Technical Abstract: In the era of sustainability, utilization of livestock wastes as soil amendment to provide micronutrients for crops is very economical and sustainable. It is well understood that livestock wastes are comparable, if not better, nutrient sources for crops as chemical fertilizers. However, the large concentrated volumes of animal manure produced from livestock operations and the limited amount of available nearby agricultural land areas necessitated the need for volume reduction of these animal wastes. Composting of these animal manures is a viable option for biomass and pathogenic reduction in the environment. Nevertheless, composting also increases the potential generation of unwanted emission of anthropogenic air pollutants such as greenhouse gases (GHGs) and other compounds via volatilization. In this study, we examine the generation of methane (a greenhouse gas) from swine manure windrows to evaluate the benefit of biomass reduction in conjunction with the potential generation of GHG. The feedstock for the windrows was obtained from swine farm in Kentucky where swine manure was mixed with wood shaving as bedding material.
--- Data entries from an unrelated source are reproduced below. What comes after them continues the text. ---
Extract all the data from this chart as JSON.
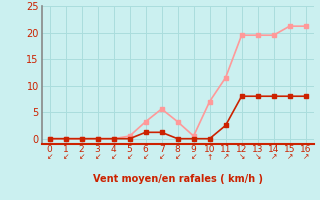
{
  "x": [
    0,
    1,
    2,
    3,
    4,
    5,
    6,
    7,
    8,
    9,
    10,
    11,
    12,
    13,
    14,
    15,
    16
  ],
  "rafales": [
    0,
    0,
    0,
    0,
    0,
    0.5,
    3.2,
    5.6,
    3.2,
    0.5,
    7,
    11.5,
    19.5,
    19.5,
    19.5,
    21.2,
    21.2
  ],
  "moyen": [
    0,
    0,
    0,
    0,
    0,
    0,
    1.2,
    1.2,
    0,
    0,
    0,
    2.5,
    8,
    8,
    8,
    8,
    8
  ],
  "color_rafales": "#FF9999",
  "color_moyen": "#CC2200",
  "bg_color": "#CBF0F0",
  "grid_color": "#AADDDD",
  "axis_color": "#CC2200",
  "spine_color": "#888888",
  "xlabel": "Vent moyen/en rafales ( km/h )",
  "xlim": [
    -0.5,
    16.5
  ],
  "ylim": [
    -1,
    25
  ],
  "yticks": [
    0,
    5,
    10,
    15,
    20,
    25
  ],
  "xticks": [
    0,
    1,
    2,
    3,
    4,
    5,
    6,
    7,
    8,
    9,
    10,
    11,
    12,
    13,
    14,
    15,
    16
  ],
  "arrows": [
    "↙",
    "↙",
    "↙",
    "↙",
    "↙",
    "↙",
    "↙",
    "↙",
    "↙",
    "↙",
    "↑",
    "↗",
    "↘",
    "↘",
    "↗",
    "↗",
    "↗"
  ],
  "marker_size": 3,
  "linewidth": 1.2
}
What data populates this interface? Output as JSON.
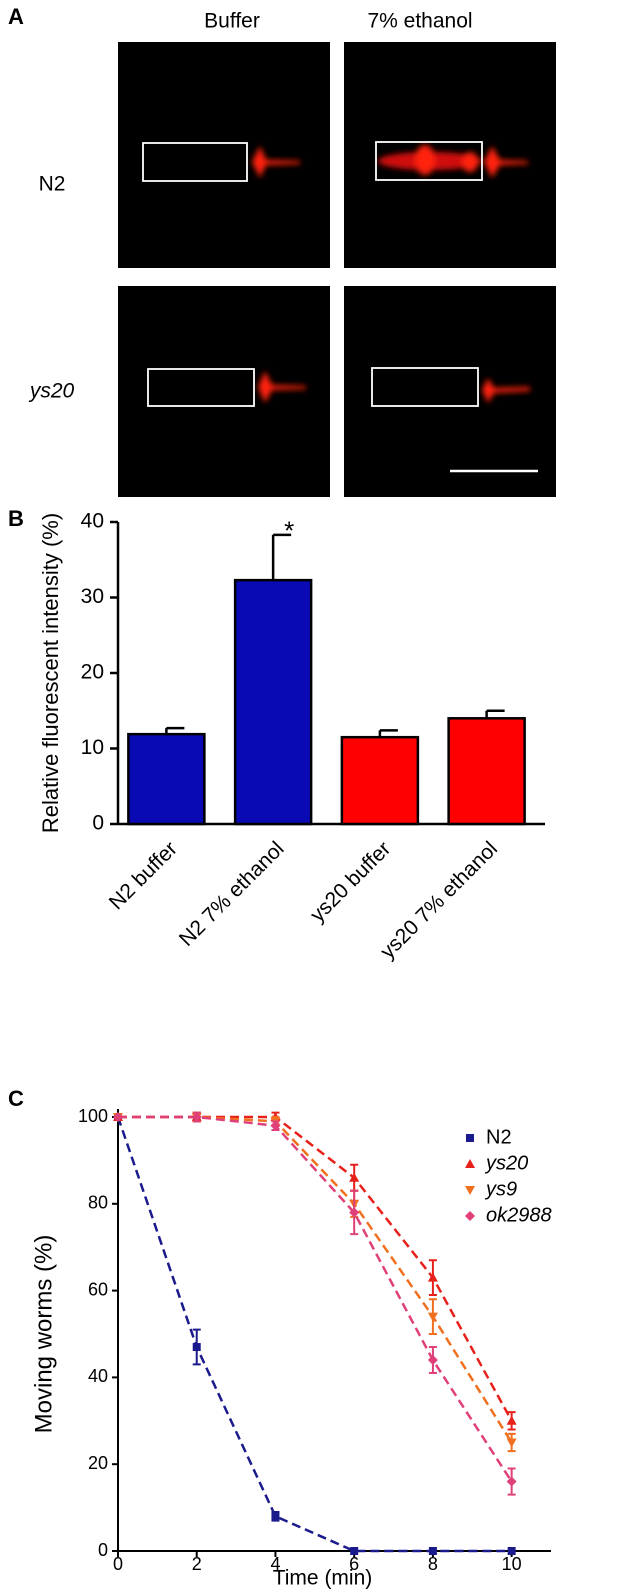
{
  "panel_a": {
    "label": "A",
    "columns": [
      "Buffer",
      "7% ethanol"
    ],
    "rows": [
      "N2",
      "ys20"
    ]
  },
  "chart_data": [
    {
      "type": "bar",
      "panel": "B",
      "ylabel": "Relative fluorescent intensity (%)",
      "categories": [
        "N2 buffer",
        "N2 7% ethanol",
        "ys20 buffer",
        "ys20 7% ethanol"
      ],
      "values": [
        11.9,
        32.3,
        11.5,
        14.0
      ],
      "errors": [
        0.8,
        6.0,
        0.9,
        1.0
      ],
      "colors": [
        "#0a0ab4",
        "#0a0ab4",
        "#ff0000",
        "#ff0000"
      ],
      "annotations": [
        {
          "category": 1,
          "text": "*"
        }
      ],
      "ylim": [
        0,
        40
      ],
      "yticks": [
        0,
        10,
        20,
        30,
        40
      ]
    },
    {
      "type": "line",
      "panel": "C",
      "xlabel": "Time (min)",
      "ylabel": "Moving worms (%)",
      "x": [
        0,
        2,
        4,
        6,
        8,
        10
      ],
      "series": [
        {
          "name": "N2",
          "color": "#1a1a8c",
          "marker": "square",
          "values": [
            100,
            47,
            8,
            0,
            0,
            0
          ],
          "errors": [
            0,
            4,
            1,
            0,
            0,
            0
          ]
        },
        {
          "name": "ys20",
          "color": "#e8201a",
          "marker": "triangle",
          "values": [
            100,
            100,
            100,
            86,
            63,
            30
          ],
          "errors": [
            0,
            1,
            1,
            3,
            4,
            2
          ]
        },
        {
          "name": "ys9",
          "color": "#f07020",
          "marker": "triangle-down",
          "values": [
            100,
            100,
            99,
            80,
            54,
            25
          ],
          "errors": [
            0,
            1,
            1,
            3,
            4,
            2
          ]
        },
        {
          "name": "ok2988",
          "color": "#e0407a",
          "marker": "diamond",
          "values": [
            100,
            100,
            98,
            78,
            44,
            16
          ],
          "errors": [
            0,
            1,
            1,
            5,
            3,
            3
          ]
        }
      ],
      "xlim": [
        0,
        11
      ],
      "xticks": [
        0,
        2,
        4,
        6,
        8,
        10
      ],
      "ylim": [
        0,
        100
      ],
      "yticks": [
        0,
        20,
        40,
        60,
        80,
        100
      ],
      "legend": "upper right"
    }
  ]
}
Static flux chambers and depth gas sampler along with photoacoustic gas analyzer and gas chromatograph were used to monitor GHG concentrations during the composting process. The results show that methane flux was quite high during the initial composting process and after the turning of each compost pile. Methane concentrations were also quite high in the center of the compost piles as compared to the outer surfaces. Over the period of roughly three months of composting, the BOD decreased by about 90%. In addition, the overall trend indicated that methane production decreased as the composting process continued. Although composting of animal waste is quite beneficial for biomass reduction, composting may not be economically feasible from an agronomical point of view due to time, nutrient loss, and potential environmental pollution (greenhouse gas emissions). Therefore, additional studies are needed to assess and validate the economics and environmental impact of animal (swine) manure composting (e.g., crop yield or impact on climate change and the environment).